Druga połowa rozpoczęła się od znakomitej okazji Bruk-Betu, ale skutecznie interweniował Igors Tarasovs. Potem zaś inicjatywę przejęli goście, co wykorzystał Robert Pich, który dograł do Arkadiusza Piecha, a ten mocnym kopnięciem pokonał Jana Muchę.
Na kwadrans przed końcem wyrównać powinien Marcin Robak, ale przegrał pojedynek ze słowackim bramkarzem czym udowodnił, że w ostatnich tygodniach nie jest w tak dobrej formie, jak na początku sezonu. W doliczonym czasie zaś Słowik kapitalnie obronił uderzenie Dejana Janjatovicia.
Dla Bruk-Betu pokonanie Śląska było przerwaniem serii meczów czterech meczów bez zwycięstwa.

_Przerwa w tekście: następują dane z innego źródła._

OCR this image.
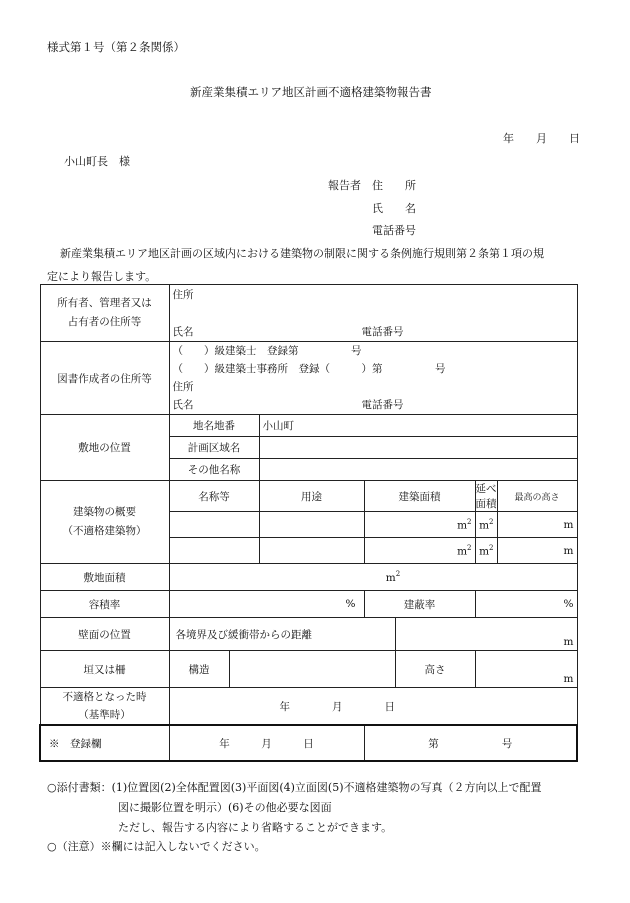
様式第１号（第２条関係）
新産業集積エリア地区計画不適格建築物報告書
年　　月　　日
小山町長　様
報告者 住　　所
氏　　名
電話番号
新産業集積エリア地区計画の区域内における建築物の制限に関する条例施行規則第２条第１項の規
定により報告します。
所有者、管理者又は
占有者の住所等	住所
氏名 電話番号						

図書作成者の住所等	（　　）級建築士　登録第　　　　　号
（　　）級建築士事務所　登録（　　　）第　　　　　号
住所
氏名 電話番号						

敷地の位置	地名地番		小山町				
	計画区域名						
	その他名称						
建築物の概要
（不適格建築物）	名称等		用途	建築面積		延べ面積	最高の高さ
				$m^2$		$m^2$	m
				$m^2$		$m^2$	m
敷地面積	$m^2$
容積率	%			建蔽率		%	
壁面の位置	各境界及び緩衝帯からの距離				m		
垣又は柵	構造				高さ	m	
不適格となった時
（基準時）	年　　　　月　　　　日						
※　登録欄	年　　　月　　　日			第　　　　　　号			
○添付書類：(1)位置図(2)全体配置図(3)平面図(4)立面図(5)不適格建築物の写真（２方向以上で配置
図に撮影位置を明示）(6)その他必要な図面
ただし、報告する内容により省略することができます。
○（注意）※欄には記入しないでください。
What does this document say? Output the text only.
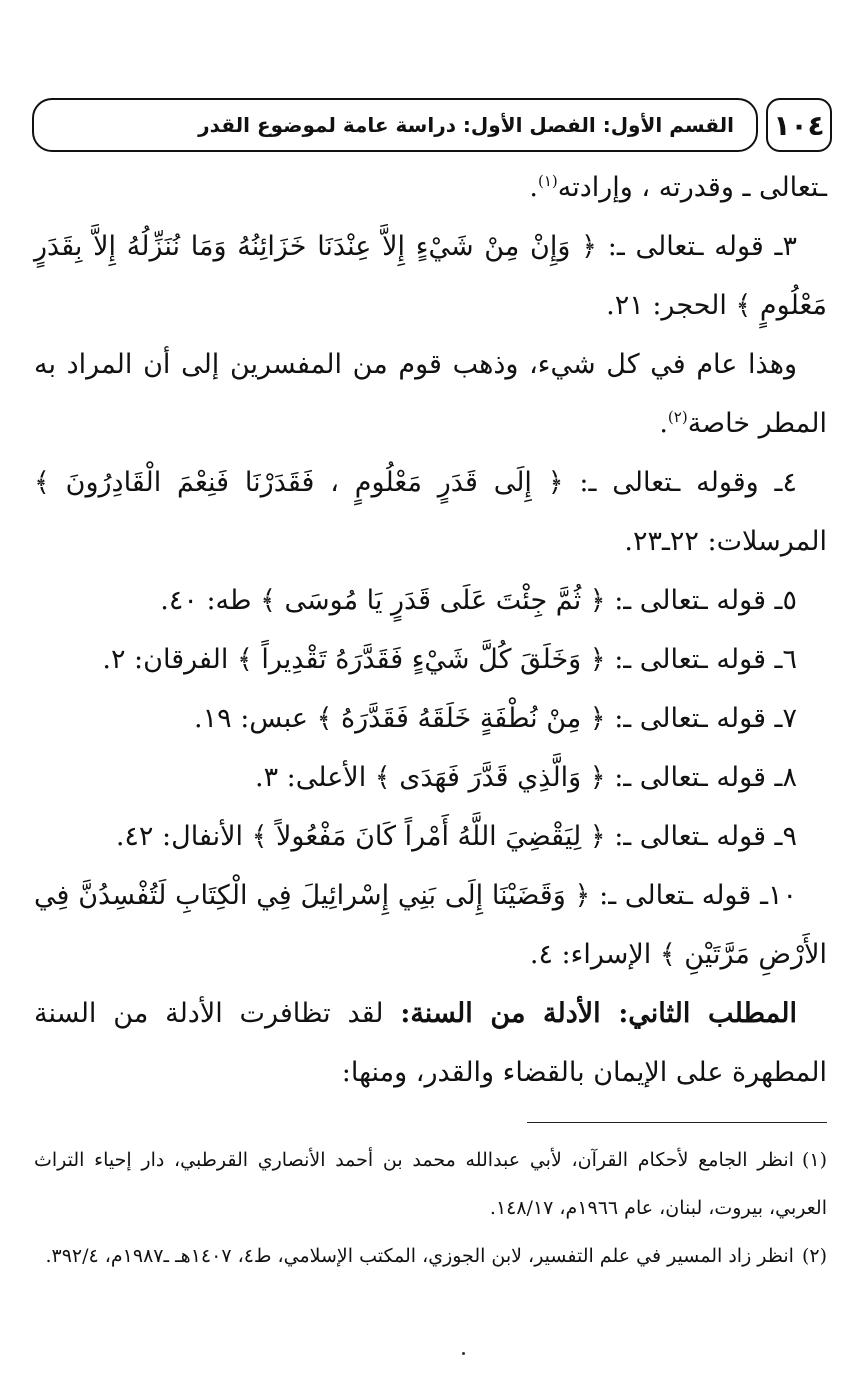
١٠٤
القسم الأول: الفصل الأول: دراسة عامة لموضوع القدر

ـتعالى ـ وقدرته ، وإرادته$^{(١)}$.

٣ـ قوله ـتعالى ـ: ﴿ وَإِنْ مِنْ شَيْءٍ إِلاَّ عِنْدَنَا خَزَائِنُهُ وَمَا نُنَزِّلُهُ إِلاَّ بِقَدَرٍ مَعْلُومٍ ﴾ الحجر: ٢١.

وهذا عام في كل شيء، وذهب قوم من المفسرين إلى أن المراد به المطر خاصة$^{(٢)}$.

٤ـ وقوله ـتعالى ـ: ﴿ إِلَى قَدَرٍ مَعْلُومٍ ، فَقَدَرْنَا فَنِعْمَ الْقَادِرُونَ ﴾ المرسلات: ٢٢ـ٢٣.

٥ـ قوله ـتعالى ـ: ﴿ ثُمَّ جِئْتَ عَلَى قَدَرٍ يَا مُوسَى ﴾ طه: ٤٠.

٦ـ قوله ـتعالى ـ: ﴿ وَخَلَقَ كُلَّ شَيْءٍ فَقَدَّرَهُ تَقْدِيراً ﴾ الفرقان: ٢.

٧ـ قوله ـتعالى ـ: ﴿ مِنْ نُطْفَةٍ خَلَقَهُ فَقَدَّرَهُ ﴾ عبس: ١٩.

٨ـ قوله ـتعالى ـ: ﴿ وَالَّذِي قَدَّرَ فَهَدَى ﴾ الأعلى: ٣.

٩ـ قوله ـتعالى ـ: ﴿ لِيَقْضِيَ اللَّهُ أَمْراً كَانَ مَفْعُولاً ﴾ الأنفال: ٤٢.

١٠ـ قوله ـتعالى ـ: ﴿ وَقَضَيْنَا إِلَى بَنِي إِسْرائِيلَ فِي الْكِتَابِ لَتُفْسِدُنَّ فِي الأَرْضِ مَرَّتَيْنِ ﴾ الإسراء: ٤.

المطلب الثاني: الأدلة من السنة: لقد تظافرت الأدلة من السنة المطهرة على الإيمان بالقضاء والقدر، ومنها:

(١)انظر الجامع لأحكام القرآن، لأبي عبدالله محمد بن أحمد الأنصاري القرطبي، دار إحياء التراث العربي، بيروت، لبنان، عام ١٩٦٦م، ١٤٨/١٧.

(٢)انظر زاد المسير في علم التفسير، لابن الجوزي، المكتب الإسلامي، ط٤، ١٤٠٧هـ ـ١٩٨٧م، ٣٩٢/٤.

Trzy punkty zdobyte dzisiaj pozwoliły drużynie Bartoszka wydostać się ze strefy spadkowej i awansować na 12. pozycję w tabeli. Śląsk zaś przegrał czwarte wyjazdowe spotkanie z rzędu (ostatni raz poza Wrocławiem Śląsk wygrał ligowe spotkanie na początku czerwca) i pozostał na 11. miejscu w Lotto Ekstraklasy. Wygląda na to, że teraz trudny czas czeka trenera Jana Urbana, zwłaszcza, gdyby jego zespół nie pokonał w piątek Jagiellonii Białystok, która dziś rozbiła Koronę Kielce 5:1.